Entrée de carnet

Réécrire Babel à l’ère médiatique

Mélodie Simard-Houde
couverture
Article paru dans Lectures critiques II, sous la responsabilité de Équipe Salon double (2009)

Œuvre référencée: Dickner, Nicolas. Tarmac, Québec, Alto, 2009, 268 pages.

Tout comme la Joyce de Nikolski, descendante d’une grande lignée de pirates, Hope possède cependant d’étranges racines familiales. Ses aïeux ont en effet tous reçu, en rêve, une illumination leur révélant comment se passerait la fin du monde et la date où celle-ci se produirait. Mais Hope, elle, attend toujours sa révélation… Scientifique dans l’âme, elle se laissera pourtant séduire par le mystérieux 17 juillet 2001, date de péremption de tous les emballages de ramen Capitaine Mofoku. On reconnaît d’emblée l’amour des détails et l’humour un peu absurde de Dickner.

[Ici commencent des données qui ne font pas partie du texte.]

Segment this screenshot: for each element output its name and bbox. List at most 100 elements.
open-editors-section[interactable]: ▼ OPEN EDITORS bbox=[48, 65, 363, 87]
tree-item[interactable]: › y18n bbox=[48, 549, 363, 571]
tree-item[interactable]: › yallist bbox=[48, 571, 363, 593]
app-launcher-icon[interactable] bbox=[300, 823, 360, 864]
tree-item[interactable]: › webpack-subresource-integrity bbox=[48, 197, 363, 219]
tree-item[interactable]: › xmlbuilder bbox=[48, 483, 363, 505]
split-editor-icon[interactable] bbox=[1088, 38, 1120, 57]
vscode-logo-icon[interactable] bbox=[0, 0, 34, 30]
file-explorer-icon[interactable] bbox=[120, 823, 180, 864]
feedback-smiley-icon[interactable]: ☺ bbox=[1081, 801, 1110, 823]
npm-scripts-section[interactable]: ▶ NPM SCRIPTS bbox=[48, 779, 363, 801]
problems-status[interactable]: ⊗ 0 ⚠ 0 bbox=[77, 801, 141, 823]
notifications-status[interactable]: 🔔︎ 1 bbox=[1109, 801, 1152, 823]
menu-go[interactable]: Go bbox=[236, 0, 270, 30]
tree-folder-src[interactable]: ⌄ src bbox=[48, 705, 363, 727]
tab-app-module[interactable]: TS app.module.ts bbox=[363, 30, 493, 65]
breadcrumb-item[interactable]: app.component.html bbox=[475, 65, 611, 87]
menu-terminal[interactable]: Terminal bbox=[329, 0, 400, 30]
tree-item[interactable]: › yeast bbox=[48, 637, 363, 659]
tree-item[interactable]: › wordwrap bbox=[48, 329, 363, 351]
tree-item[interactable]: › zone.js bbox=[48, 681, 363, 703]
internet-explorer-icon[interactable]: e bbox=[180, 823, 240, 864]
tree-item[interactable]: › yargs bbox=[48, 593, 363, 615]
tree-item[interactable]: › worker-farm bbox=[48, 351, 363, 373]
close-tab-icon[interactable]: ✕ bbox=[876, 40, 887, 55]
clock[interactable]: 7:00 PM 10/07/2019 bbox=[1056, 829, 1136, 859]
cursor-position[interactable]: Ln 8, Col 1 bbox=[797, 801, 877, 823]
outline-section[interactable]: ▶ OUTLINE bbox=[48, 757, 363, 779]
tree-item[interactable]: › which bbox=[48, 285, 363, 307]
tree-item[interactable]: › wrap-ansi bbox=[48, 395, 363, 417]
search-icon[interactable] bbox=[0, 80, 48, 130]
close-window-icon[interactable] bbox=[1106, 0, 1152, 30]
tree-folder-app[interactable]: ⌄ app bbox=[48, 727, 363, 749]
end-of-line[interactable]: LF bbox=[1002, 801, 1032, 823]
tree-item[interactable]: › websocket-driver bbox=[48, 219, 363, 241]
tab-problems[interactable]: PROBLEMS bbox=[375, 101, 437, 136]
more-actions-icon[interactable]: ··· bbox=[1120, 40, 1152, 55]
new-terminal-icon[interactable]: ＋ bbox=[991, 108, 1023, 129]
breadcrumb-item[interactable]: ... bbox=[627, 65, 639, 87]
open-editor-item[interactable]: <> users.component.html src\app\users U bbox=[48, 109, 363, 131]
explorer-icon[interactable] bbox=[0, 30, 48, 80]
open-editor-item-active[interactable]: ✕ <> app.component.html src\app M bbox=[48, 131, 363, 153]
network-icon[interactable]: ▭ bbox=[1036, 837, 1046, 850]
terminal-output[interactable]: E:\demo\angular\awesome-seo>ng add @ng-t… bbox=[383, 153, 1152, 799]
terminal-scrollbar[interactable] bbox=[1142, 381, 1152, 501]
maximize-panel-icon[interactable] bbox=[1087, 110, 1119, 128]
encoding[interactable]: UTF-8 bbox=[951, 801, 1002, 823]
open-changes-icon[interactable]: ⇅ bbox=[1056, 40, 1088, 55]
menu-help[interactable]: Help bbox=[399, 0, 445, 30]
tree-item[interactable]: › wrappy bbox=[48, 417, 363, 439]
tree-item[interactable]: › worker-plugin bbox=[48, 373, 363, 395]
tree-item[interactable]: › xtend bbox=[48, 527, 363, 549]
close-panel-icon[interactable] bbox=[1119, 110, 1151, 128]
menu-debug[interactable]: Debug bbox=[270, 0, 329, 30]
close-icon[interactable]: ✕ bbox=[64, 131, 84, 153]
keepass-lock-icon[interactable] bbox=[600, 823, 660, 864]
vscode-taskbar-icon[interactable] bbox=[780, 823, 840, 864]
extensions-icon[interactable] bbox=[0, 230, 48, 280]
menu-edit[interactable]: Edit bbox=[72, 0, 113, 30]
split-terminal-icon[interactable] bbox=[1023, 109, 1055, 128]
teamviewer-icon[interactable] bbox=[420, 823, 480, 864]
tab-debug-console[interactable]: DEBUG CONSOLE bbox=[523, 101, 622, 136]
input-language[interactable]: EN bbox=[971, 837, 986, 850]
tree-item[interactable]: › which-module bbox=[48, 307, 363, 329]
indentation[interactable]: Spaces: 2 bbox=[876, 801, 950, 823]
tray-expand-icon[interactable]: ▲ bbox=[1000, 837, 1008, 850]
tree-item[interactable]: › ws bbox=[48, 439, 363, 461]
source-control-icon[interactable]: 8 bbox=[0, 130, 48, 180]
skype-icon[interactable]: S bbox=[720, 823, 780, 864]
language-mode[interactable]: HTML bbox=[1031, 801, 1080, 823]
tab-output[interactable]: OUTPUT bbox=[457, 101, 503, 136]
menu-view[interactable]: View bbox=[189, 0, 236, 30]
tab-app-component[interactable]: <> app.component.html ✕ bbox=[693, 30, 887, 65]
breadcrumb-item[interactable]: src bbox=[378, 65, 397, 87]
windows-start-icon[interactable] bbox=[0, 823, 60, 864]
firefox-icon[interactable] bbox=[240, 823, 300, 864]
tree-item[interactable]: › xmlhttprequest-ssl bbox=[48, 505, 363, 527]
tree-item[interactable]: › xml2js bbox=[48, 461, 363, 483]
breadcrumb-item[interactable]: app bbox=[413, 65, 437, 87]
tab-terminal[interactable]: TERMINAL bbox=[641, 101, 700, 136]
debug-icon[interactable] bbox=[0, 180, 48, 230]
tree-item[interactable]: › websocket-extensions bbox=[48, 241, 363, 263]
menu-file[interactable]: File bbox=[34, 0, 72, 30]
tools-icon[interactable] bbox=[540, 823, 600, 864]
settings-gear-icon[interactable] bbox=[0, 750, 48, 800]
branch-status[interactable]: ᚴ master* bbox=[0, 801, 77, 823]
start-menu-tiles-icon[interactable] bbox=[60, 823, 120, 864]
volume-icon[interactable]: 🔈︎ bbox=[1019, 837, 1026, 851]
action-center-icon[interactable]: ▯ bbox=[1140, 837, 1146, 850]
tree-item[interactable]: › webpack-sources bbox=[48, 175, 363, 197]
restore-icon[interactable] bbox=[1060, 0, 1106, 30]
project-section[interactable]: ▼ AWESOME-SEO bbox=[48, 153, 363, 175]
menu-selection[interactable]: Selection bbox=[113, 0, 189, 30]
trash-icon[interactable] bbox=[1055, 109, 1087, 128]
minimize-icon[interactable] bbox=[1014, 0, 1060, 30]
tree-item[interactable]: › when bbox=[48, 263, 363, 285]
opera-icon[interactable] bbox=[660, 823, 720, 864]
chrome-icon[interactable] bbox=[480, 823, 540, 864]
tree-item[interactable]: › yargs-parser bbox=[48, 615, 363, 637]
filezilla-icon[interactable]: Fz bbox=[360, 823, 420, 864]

Une quête identitaire prend forme, quête des origines, aussi bizarres soient-elles, afin de s’inscrire dans un passé, dans une lignée familiale. À nouveau, tout comme dans Nikolski, cette quête est indissociable du voyage: Hope, abandonnant Michel – le narrateur – dans son bunker, part à la poursuite du «prophète» Charles Smith, auteur d’un livre prévoyant la fin du monde précisément pour le 17 juillet 2001. Un voyage qui mènera Hope de Rivière-du-Loup jusqu’à… Tokyo.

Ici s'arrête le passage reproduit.